Literary Lions: 15 Questions with Edwidge Danticat

Johnny Temple: Who’s the first person who encouraged you to be a writer?Edwidge Danticat

Edwidge Danticat: Mr. Raymond Dusseck, my 7th grade teacher at IS 320 in Brooklyn. I was really shy and had recently arrived from Haiti, but he told me that, on paper at least, I had a way with words.

JT: What is your biggest pet peeve

ED: People who put others down.

JT: What’s your most effective tactic for getting your children to sleep?

ED: When they were babies, both my daughters liked to sleep in the crook of my back.

Sounds strange, I know, but my oldest crawled on my back when she was one, then her sister did the same thing when she began crawling. Then they got too heavy and I had to resort to pleading and threats because both my daughters are night owls like I am.

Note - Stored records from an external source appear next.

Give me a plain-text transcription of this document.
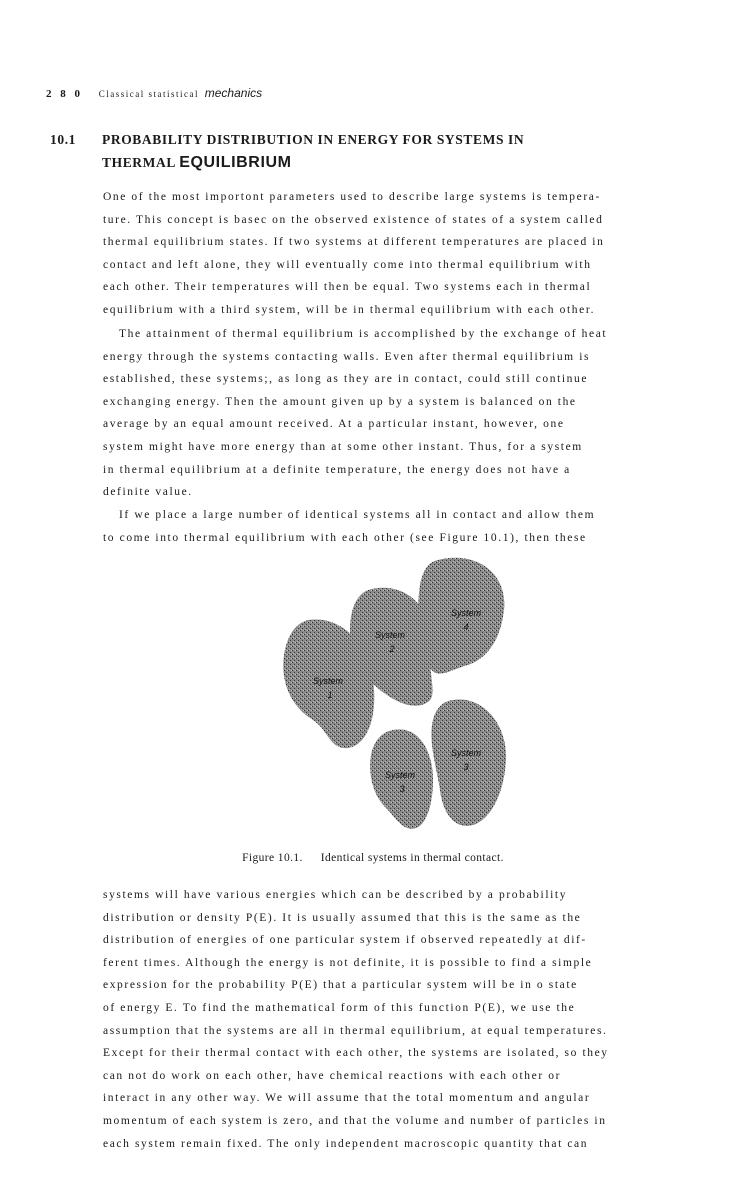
2 8 0 Classical statistical mechanics
10.1 PROBABILITY DISTRIBUTION IN ENERGY FOR SYSTEMS IN
THERMAL EQUILIBRIUM
One of the most importont parameters used to describe large systems is tempera-
ture. This concept is basec on the observed existence of states of a system called
thermal equilibrium states. If two systems at different temperatures are placed in
contact and left alone, they will eventually come into thermal equilibrium with
each other. Their temperatures will then be equal. Two systems each in thermal
equilibrium with a third system, will be in thermal equilibrium with each other.
The attainment of thermal equilibrium is accomplished by the exchange of heat
energy through the systems contacting walls. Even after thermal equilibrium is
established, these systems;, as long as they are in contact, could still continue
exchanging energy. Then the amount given up by a system is balanced on the
average by an equal amount received. At a particular instant, however, one
system might have more energy than at some other instant. Thus, for a system
in thermal equilibrium at a definite temperature, the energy does not have a
definite value.
If we place a large number of identical systems all in contact and allow them
to come into thermal equilibrium with each other (see Figure 10.1), then these
System
4
System
2
System
1
System
3
System
3
Figure 10.1. Identical systems in thermal contact.
systems will have various energies which can be described by a probability
distribution or density P(E). It is usually assumed that this is the same as the
distribution of energies of one particular system if observed repeatedly at dif-
ferent times. Although the energy is not definite, it is possible to find a simple
expression for the probability P(E) that a particular system will be in o state
of energy E. To find the mathematical form of this function P(E), we use the
assumption that the systems are all in thermal equilibrium, at equal temperatures.
Except for their thermal contact with each other, the systems are isolated, so they
can not do work on each other, have chemical reactions with each other or
interact in any other way. We will assume that the total momentum and angular
momentum of each system is zero, and that the volume and number of particles in
each system remain fixed. The only independent macroscopic quantity that can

JT: What book has given you nightmares, or otherwise appeared to you in dreams?

ED: Madison Smartt Bell’s All Souls’ Rising. He describes slavery in Saint-Domingue  (Haiti before independence in 1804) so very vividly and the way it actually was that imagining my ancestors being dipped in vats of oil while still alive gave me nightmares for weeks.

JT: What book(s) are you reading right now?

ED: Fred D’Aguiar’s Children of Paradise, an amazing novel about the Jonestown massacre, told in part from the point of view of a gorilla. I’m also reading Elsie Augustave’s The Roving Tree, about a Haitian adoptee’s struggle to adjust to life in the United States. (Both are not yet published.)

JT: What is the worst film adaptation of a great book that you have ever seen?

ED: I used to work in film, so I am a bit sympathetic to adaptations that don’t go well. I do remember one writer, when asked if a film ruined his book, saying, “Nothing has happened to my book—except maybe the film adaptation cover—my book is still the same book it always was.”

JT: Have you ever been to a town hall meeting?

ED: I have been to a couple of them on immigration.

JT: Have you ever been to a freak show?

ED: No, but I have sat through many things and thought, oh my God, what a freak show.

JT: Who’s your favorite author (or book) that no one’s ever heard of?

ED: People have heard of her but not enough for my taste: Marie Vieux Chauvet, author of Love, Anger, Madness.

JT: Who’s your favorite author that everyone’s heard of?

ED: Toni Morrison.

JT: Do you avoid high school and college reunions or do you embrace them?

ED: My high school has never had a reunion that I ever heard of. I used to think that they just happened on TV. I have been to many of my college reunions, but I have never dieted for them.

JT: What’s your favorite single syllable word?

ED: Love.

JT: If you could make up a word, what would it be? No definitions permitted.

ED: Coupnap.

JT: What existing word would you prefer had a different definition? State word and redefine.

ED: War: Un-armed conflict.

JT: What question would you like to ask of me?

ED: To be or not to be? Is that really the question?

EDWIDGE DANTICAT was born in Haiti and moved to the United States when she was twelve. She is the editor of Haiti Noir and the author of Breath, Eyes, Memory (an Oprah Book Club selection), Krik? Krak! (a National Book Award finalist), and the novel-in-stories The Dew Breaker. Her memoir, Brother, I’m Dying, was a 2007 finalist for the National Book Award and a 2008 winner of a National Book Critics Circle Award. She is a 2009 recipient of the John D. and Catherine T. MacArthur Foundation grant and lives in Miami.